Wednesday, January 12, 2011

Eastern European coaches get chance to shine in Asian Cup


DOHA: The Asian Cup may be about determining which is the best team on the continent, but much of the tactical nous is likely to come from the former Soviet bloc and what was Yugoslavia.
Of the 16 teams in Doha, half have foreigners in charge – with coaches from Eastern Europe playing a particularly prominent role.
Slovenian Srecko Katanec has impressed in fashioning an up-and-coming United Arab Emirates team that find themselves in a tough-looking Group D that also comprises giants Iran, holders Iraq and World Cup finalists North Korea.
But the wily 47-year-old knows what it’s like to take a relative minnow to a major international tournament.
The former Sampdoria and Stuttgart defender led Slovenia to the European Championships in 2000 and the 2002 World Cup.

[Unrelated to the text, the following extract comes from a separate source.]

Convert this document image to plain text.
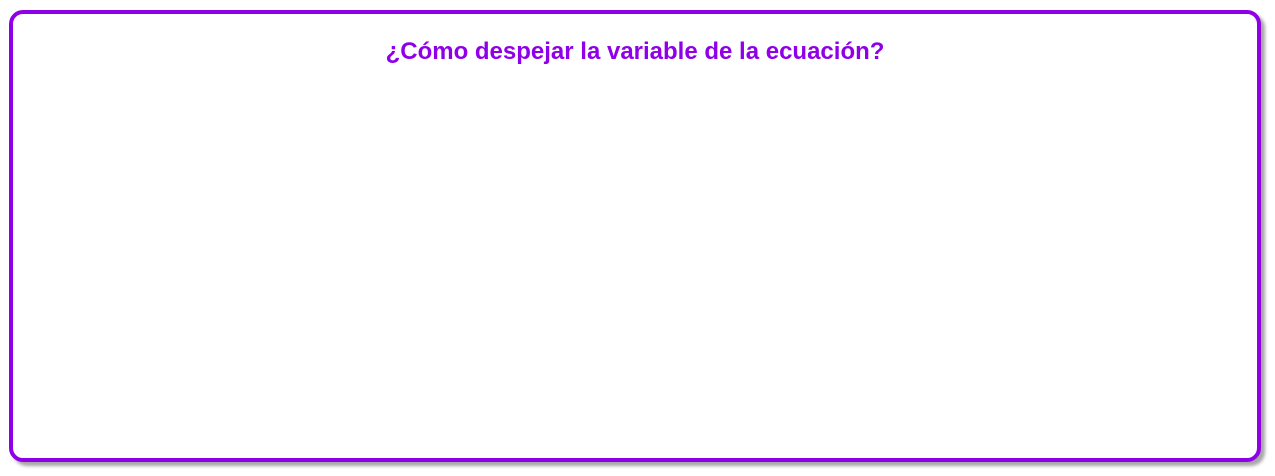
¿Cómo despejar la variable de la ecuación?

“The Emirates have a very good coach in Srecko Katanec but I don’t think they are favourites to go through, even though they have some good young players,” said Bora Milutinovic.
Veteran Serb Milutinovic has taken charge of five countries – including China – at the World Cup and has extensive experience in Asia and the Middle East, paving the way for the current influx of foreign coaches in the region.
If the technically adept Katanec – who represented the former Yugoslavia before its collapse – needs all his acumen to get UAE out of Group D, Tita Valeriu faces a similarly unenviable task with Syria.
The Romanian has been in charge just a month after Serbian Ratomir Dujkovic’s shock departure. The French-speaking Tita, who has been borrowed from Syrian club Al Ittihad, said not speaking Arabic presented little problem.
“It’s true that I am Romanian, but I’ve been in Syria for four years,” he said. “But I always find a way to have a connection with all the players in Syria.”
Proving the point, he led Al Ittihad to the 2010 AFC Cup title with an impressive victory over Al Qadsia in Kuwait and on Sunday masterminded Syria’s shock 2-1 defeat of the mighty Saudi Arabia in their Asian Cup opener.
Goran Tufegdzic, a Serbian, has been widely credited with inspiring Kuwait to their best period in years, overseeing victorious campaigns in the West Asian Football Federation Championship and the 2010 Gulf Cup of Nations.
But the 39-year-old’s association with Kuwait goes back far longer than that, having first worked in the Gulf state in 2002, when he was an assistant to Mohamed Ibrahim at Al Qadsia.
“With Kuwait, I’m so happy to see a Serbian coach doing well and I think it shows the capacity Serbian coaches have to build a team,” said Milutinovic.
However, Tufegdzic’s men lost their Group A opener on Saturday, having a man sent off and going down 2-0 to China’s new generation.
Perhaps the most likely of the contingent to taste glory in Doha will be Vadim Abramov, coach of his native Uzbekistan, who beat hosts Qatar 2-0 in the opening match on Friday.
Abramov, who has been in the job since spring, has put together what some pundits are calling the best Uzbek team in a decade.